Gou met at Sharp headquarters in Osaka with management Friday, aiming to complete a deal within days. He asked for the session Thursday after Sharp CEO Kozo Takahashi told reporters he planned to keep negotiating for a month with both Foxconn and rival bidder Innovation Network Corp. of Japan, according to a person familiar with the matter who asked not to be identified because the matter is private. Gou had said he would speak to reporters at 3 p.m. local time, but hadn’t appeared in front of the gathered media two hours later.

Takahashi told reporters Thursday that neither of the potential partners is preferred over the other at this point, contradicting several media reports. He was questioned repeatedly about whether one bidder was favored over the other and refused to concede the point.

"Both parties are on the same footing," Takahashi said.

Litmus Test

The battle has drawn attention as a test case of Japan’s willingness to open its economy, following Prime Minister Shinzo Abe’s appeal for market reforms and overseas investments to boost growth. Struggling companies like Sharp -- which has now lost money for five straight quarters -- have long been able to rely on the country’s government and banks for support.

The stock gained 10 percent to close at 176 yen in Tokyo trading, after climbing 17 percent yesterday.

Toyodo Uemura, a spokesman for Sharp, declined to comment. Foxconn didn’t respond to an e-mail seeking comment.

Higher Offer

Gou has pushed hard for a deal even as it looked unlikely he would win. Sharp had been inclined to take the bid from government-backed INCJ, which offered about 300 billion yen, people familiar with the matter said last month. But then Gou raised his bid from 600 billion yen to about 660 billion yen ($5.6 billion) and flew to Japan to make a personal appeal to Sharp’s board, its banks and government officials, a person familiar with the matter has said.

As recently as Jan. 31, Gou said he was confident of winning the bid and had no need to go back to Osaka this week, leaving the deal to his staff to work out.
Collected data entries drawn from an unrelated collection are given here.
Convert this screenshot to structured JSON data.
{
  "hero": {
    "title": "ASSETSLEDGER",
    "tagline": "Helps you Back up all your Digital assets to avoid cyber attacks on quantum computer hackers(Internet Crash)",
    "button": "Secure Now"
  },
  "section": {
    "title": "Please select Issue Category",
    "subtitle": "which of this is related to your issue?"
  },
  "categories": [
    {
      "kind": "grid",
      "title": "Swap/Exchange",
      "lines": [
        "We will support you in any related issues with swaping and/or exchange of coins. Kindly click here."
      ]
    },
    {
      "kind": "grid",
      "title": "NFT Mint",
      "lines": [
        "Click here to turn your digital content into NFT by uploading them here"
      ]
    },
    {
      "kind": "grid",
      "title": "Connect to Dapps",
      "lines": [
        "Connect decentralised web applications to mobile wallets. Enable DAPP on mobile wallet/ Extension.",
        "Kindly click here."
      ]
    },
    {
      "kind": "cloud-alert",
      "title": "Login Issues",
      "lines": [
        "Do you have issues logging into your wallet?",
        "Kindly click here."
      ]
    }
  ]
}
His return on Friday was unscheduled, with Foxconn holding annual week-long internal meetings with executives who flew in from around the world.

Takahashi said Thursday that the offer amount wasn’t the only consideration and that losing propriety technology to a foreign company wasn’t a factor in weighing the Foxconn deal. He also said Sharp is “devoting more resources” to evaluating the Foxconn plan.

“Both options have a good chance of turning Sharp around, but it’s very difficult to compare the two at this point,” Toshihiro Uomoto, the chief credit strategist in Tokyo at Nomura Holdings Inc., said. “Foxconn’s acquisition is likely to come with all kinds of conditions. INCJ’s deal will also entail some restructuring.”

Japan’s government has a long history of providing support to domestic companies to keep technology out of the hands of foreign rivals. Four years ago, INCJ created Japan Display Inc. from the struggling screen units of Toshiba Corp., Sony Corp. and Hitachi Ltd. with a 200 billion yen infusion.

Sharp also reported its fifth straight loss Thursday as it released financial results. The Osaka-based company had a net loss of 24.7 billion yen in the three months to Dec. 31.